CD Recensies

AUBER: SIRÈNE, LA

Auber: La sirène S. 37. Jeanne Crousaud (s., Zerlina), Dorothée Lorthiois (s., Mathéa), Xavier Flabat (t., Scopetto), Jean-Noël Teyssier (t., Scipion) Jean-Fernand Setti (bs., Duc de Popoli), Benjamin Mayenobe (bs., Nicolaio Bolbaya) en Jacques Calattayud (b., Pecchion) met Les Métaboles en Frivolités parisiennes o.l.v. David Reiland. Naxos 8.660436 (69’49”). 

In maart 1944 ging Aubers korte opéra comique in drie aktes La sirène op libretto van Eugène Scribe in Parijs in première, nu verschijnt in 2019 de cd première daarvan.

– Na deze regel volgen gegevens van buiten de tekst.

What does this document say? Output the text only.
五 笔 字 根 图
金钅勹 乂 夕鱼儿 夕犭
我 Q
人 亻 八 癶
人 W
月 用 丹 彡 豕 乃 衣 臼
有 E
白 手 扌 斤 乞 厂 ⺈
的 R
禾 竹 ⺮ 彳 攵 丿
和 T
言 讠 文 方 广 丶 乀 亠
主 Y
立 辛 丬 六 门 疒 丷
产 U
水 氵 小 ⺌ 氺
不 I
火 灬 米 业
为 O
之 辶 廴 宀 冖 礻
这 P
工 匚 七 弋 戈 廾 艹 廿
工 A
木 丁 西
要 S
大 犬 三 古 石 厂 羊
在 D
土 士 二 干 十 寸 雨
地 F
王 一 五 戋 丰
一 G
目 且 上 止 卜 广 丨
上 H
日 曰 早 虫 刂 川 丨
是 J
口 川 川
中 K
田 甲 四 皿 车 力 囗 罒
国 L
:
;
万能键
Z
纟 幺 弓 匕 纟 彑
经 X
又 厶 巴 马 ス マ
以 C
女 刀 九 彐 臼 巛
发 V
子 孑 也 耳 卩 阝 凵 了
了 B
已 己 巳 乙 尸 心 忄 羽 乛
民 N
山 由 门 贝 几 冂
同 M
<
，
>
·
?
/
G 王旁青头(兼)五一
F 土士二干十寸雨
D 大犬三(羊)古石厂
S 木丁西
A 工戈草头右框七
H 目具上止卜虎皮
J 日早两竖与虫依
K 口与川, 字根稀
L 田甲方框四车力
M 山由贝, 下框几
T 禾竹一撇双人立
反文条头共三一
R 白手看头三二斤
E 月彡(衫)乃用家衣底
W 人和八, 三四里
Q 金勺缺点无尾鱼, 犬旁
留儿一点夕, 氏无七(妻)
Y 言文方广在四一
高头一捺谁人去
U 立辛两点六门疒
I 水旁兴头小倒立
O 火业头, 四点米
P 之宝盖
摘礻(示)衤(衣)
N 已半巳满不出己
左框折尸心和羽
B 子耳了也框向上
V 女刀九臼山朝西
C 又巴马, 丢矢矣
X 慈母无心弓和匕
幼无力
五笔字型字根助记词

De handeling speelt in de Italiaanse Abruzzen tijdens de Restauratie. Drie reizigers, de Bolbaya, zijn oude bediende Mathea en de vaandrig Scipion worden in de bergen verrast door het gezang van een Sirene die hen in een hinderlaag lokt waar haar broer, de struikrover Marco Tempesta (vermomd als de herbergier Scopetto) hen als onschuldig schild wil gebruiken om bij een scheepsoverval buit gemaakte smokkelwaar veilig door het gebied van de hertog van Popolo te kunnen brengen. Zerlina, de Sirene onthult dat ze verliefd is op Scipion. Na de nodige intriges worden papieren getoond waaruit blijkt dat Scipion de ware hertog van Popoli is en dat Scopetto zijn neef is. Marco Tempesta vergeeft genereus zijn vijanden en schenkt zijn zus aan de vaandrig die de geldbuit van de smokkelaars heeft veroverd.

De muziek is melodieus, het werk amusant en komisch en de uitvoering is zonder meer het werk waardig.